Sedikit parno juga, sudah takut ada binatang masuk, sekarang listrik mati, takut ada orang jahat juga (lebay emang, terlalu overthinking, maklum, perempuan sendiri). Akhirnya saya pun menunda untuk ke kamar mandi. Sedari awal bersiap tidur, sebenarnya tingkat kewaspadaan tetap jalan, jadi meksipun badan sudah remuk dan mata sudah sangat berat, tetap tidak bisa tidur pulas. Ada suara sedikit langsung bangun. Bahkan mungkin tiga puluh menit sekali saya terbangun sebentar, lalu tertidur lagi.
Sekarang ditambah listik yang mati, tingkat kewaspadaan semakin meningkat. Rasa kantuk sudah hilang sepenuhnya, sekarang mata rasanya segar sekali. Ternyata, meskipun wifi mati, tapi saya tetap dapat sinyal, meskipun hanya 1-2 bar. Masih bisa WA dengan suami meskipun pesan terkirim dan pesan masuknya harus nunggu seabad. Semakin lama, mendekati pukul 02.30 WIB ngantuk tidak kunjung datang juga. Udara dingin semakin menusuk. Orkestra kodok masih terus nyaring di luar. Beser pun tak tertahankan. Tiba-tiba di homestay sebelah terdengar ada yang bangun dan ke kamar mandi. Saya pun memanggil-manggil Ujang, siapa tau Ujang yang bangun.

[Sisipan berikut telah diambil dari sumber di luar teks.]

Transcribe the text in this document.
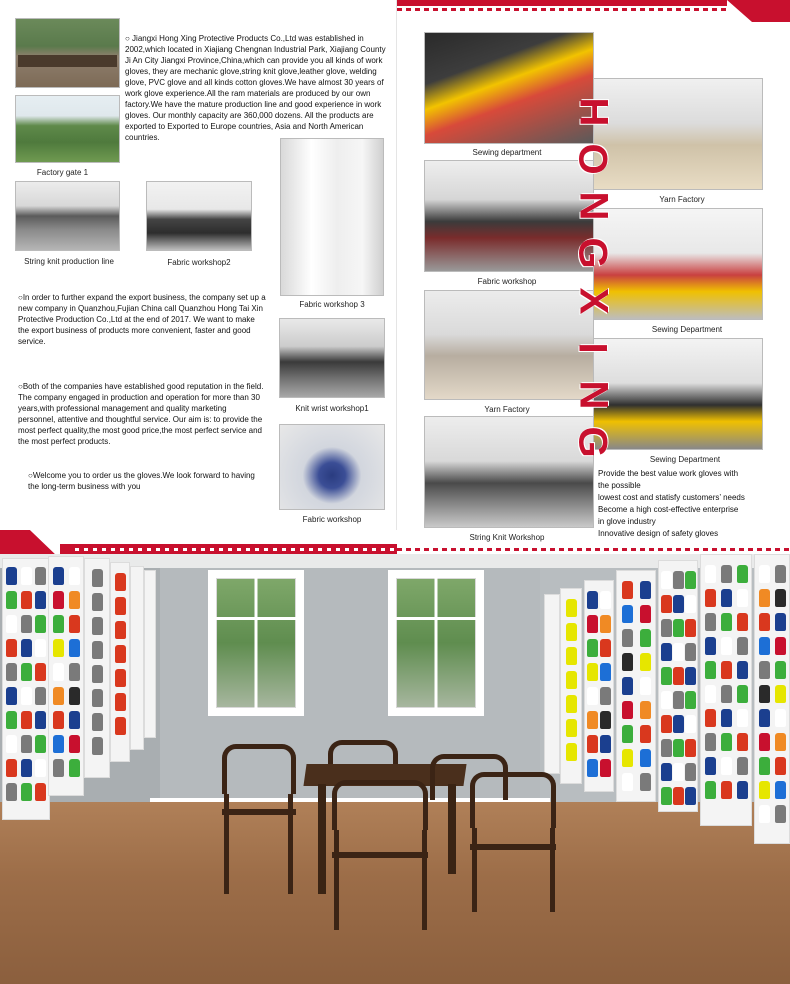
Factory gate 1
○ Jiangxi Hong Xing Protective Products Co.,Ltd was established in 2002,which located in Xiajiang Chengnan Industrial Park, Xiajiang County Ji An City Jiangxi Province,China,which can provide you all kinds of work gloves, they are mechanic glove,string knit glove,leather glove, welding glove, PVC glove and all kinds cotton gloves.We have almost 30 years of work glove experience.All the ram materials are produced by our own factory.We have the mature production line and good experience in work gloves. Our monthly capacity are 360,000 dozens. All the products are exported to Exported to Europe countries, Asia and North American countries.
String knit production line	Fabric workshop2
Fabric workshop 3
○In order to further expand the export business, the company set up a new company in Quanzhou,Fujian China call Quanzhou Hong Tai Xin Protective Production Co.,Ltd at the end of 2017. We want to make the export business of products more convenient, faster and good service.
Knit wrist workshop1
○Both of the companies have established good reputation in the field. The company engaged in production and operation for more than 30 years,with professional management and quality marketing personnel, attentive and thoughtful service. Our aim is: to provide the most perfect quality,the most good price,the most perfect service and the most perfect products.
Fabric workshop
○Welcome you to order us the gloves.We look forward to having the long-term business with you
Sewing department
Yarn Factory
Fabric workshop
Sewing Department
Yarn Factory
Sewing Department
String Knit Workshop
H
O
N
G
X
I
N
G
Provide the best value work gloves with
the possible
lowest cost and statisfy customers’ needs
Become a high cost-effective enterprise
in glove industry
Innovative design of safety gloves
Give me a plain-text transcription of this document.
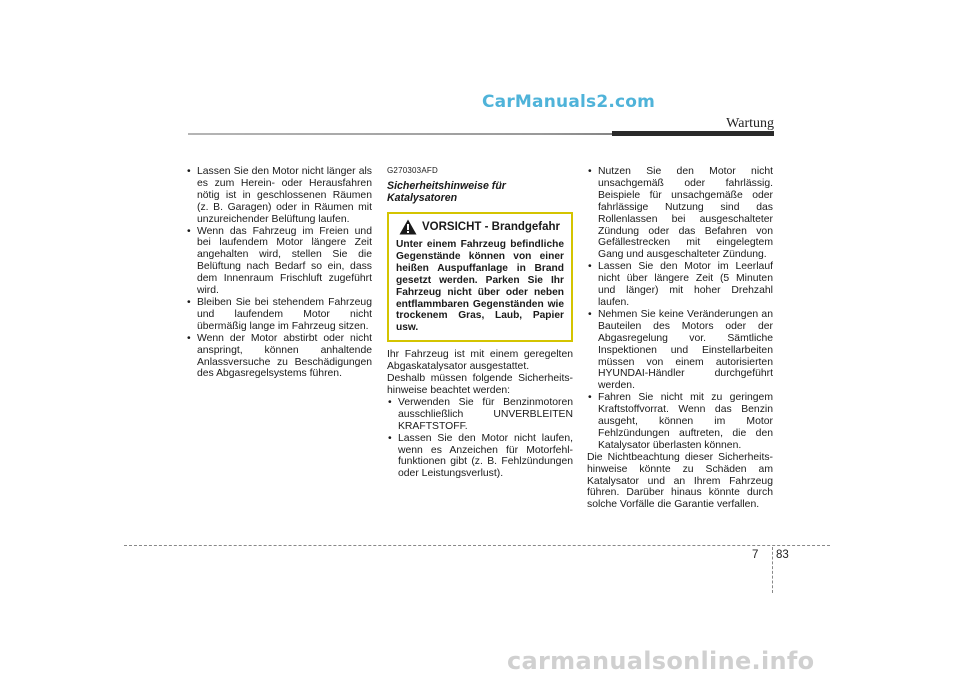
CarManuals2.com
Wartung
• Lassen Sie den Motor nicht länger als es zum Herein- oder Herausfahren nötig ist in geschlossenen Räumen (z. B. Garagen) oder in Räumen mit unzureichender Belüftung laufen.
• Wenn das Fahrzeug im Freien und bei laufendem Motor längere Zeit angehalten wird, stellen Sie die Belüftung nach Bedarf so ein, dass dem Innenraum Frischluft zugeführt wird.
• Bleiben Sie bei stehendem Fahrzeug und laufendem Motor nicht übermäßig lange im Fahrzeug sitzen.
• Wenn der Motor abstirbt oder nicht anspringt, können anhaltende Anlassversuche zu Beschädigungen des Abgasregelsystems führen.

G270303AFD

Sicherheitshinweise für Katalysatoren

VORSICHT - Brandgefahr
Unter einem Fahrzeug befindliche Gegenstände können von einer heißen Auspuffanlage in Brand gesetzt werden. Parken Sie Ihr Fahrzeug nicht über oder neben entflammbaren Gegenständen wie trockenem Gras, Laub, Papier usw.

Ihr Fahrzeug ist mit einem geregelten Abgaskatalysator ausgestattet.

Deshalb müssen folgende Sicherheits-hinweise beachtet werden:

• Verwenden Sie für Benzinmotoren ausschließlich UNVERBLEITEN KRAFTSTOFF.
• Lassen Sie den Motor nicht laufen, wenn es Anzeichen für Motorfehl-funktionen gibt (z. B. Fehlzündungen oder Leistungsverlust).
• Nutzen Sie den Motor nicht unsachgemäß oder fahrlässig. Beispiele für unsachgemäße oder fahrlässige Nutzung sind das Rollenlassen bei ausgeschalteter Zündung oder das Befahren von Gefällestrecken mit eingelegtem Gang und ausgeschalteter Zündung.
• Lassen Sie den Motor im Leerlauf nicht über längere Zeit (5 Minuten und länger) mit hoher Drehzahl laufen.
• Nehmen Sie keine Veränderungen an Bauteilen des Motors oder der Abgasregelung vor. Sämtliche Inspektionen und Einstellarbeiten müssen von einem autorisierten HYUNDAI-Händler durchgeführt werden.
• Fahren Sie nicht mit zu geringem Kraftstoffvorrat. Wenn das Benzin ausgeht, können im Motor Fehlzündungen auftreten, die den Katalysator überlasten können.

Die Nichtbeachtung dieser Sicherheits-hinweise könnte zu Schäden am Katalysator und an Ihrem Fahrzeug führen. Darüber hinaus könnte durch solche Vorfälle die Garantie verfallen.

7 83
carmanualsonline.info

Tidak ada jawaban, saya pun keluar. Baru juga membuka pintu, udara dingin langsung menusuk. Suasana sekitar sangat sepi, tidak ada cahaya dan suara lain selain suara orkestra kodok. Homestay sebelah tetap sepi. Saya pun kembali masuk. Sekalian saja saya ke kamar mandi menuntaskan urusan beser. Setelah beres urusan dengan kamar mandi, terdengar suara di tempat motor kami terparkir. Motor kami diparkirkan diantara homestay kami. Suaranya seperti sesuatu/seseorang naik & duduk di jok motor, lalu turun lagi, lalu naik lagi. Begitu aja terus. Oke, kayanya ini ayam-ayam di sekitaran homestay (tetep positif).
Meskipun keadaan sekitar sepi, rumah penduduk lain juga jauh, semua orang sudah tidur, tidak ada listrik, tapi saya ga merasa merinding sedikitpun. Perasaan tetap tenang. Hanya waspada aja takut ada ular atau kodok terbang masuk atau anjing yang ikut tidur di teras. Saya pun ga ada kepikiran kalau suara-suara di motor adalah orang yang mencoba maling. Dengan santainya saya kembali ke tempat tidur, selimutan. Oh, ya malam ini terang bulan purnama, jadi meskipun listrik mati, tidak gelap total.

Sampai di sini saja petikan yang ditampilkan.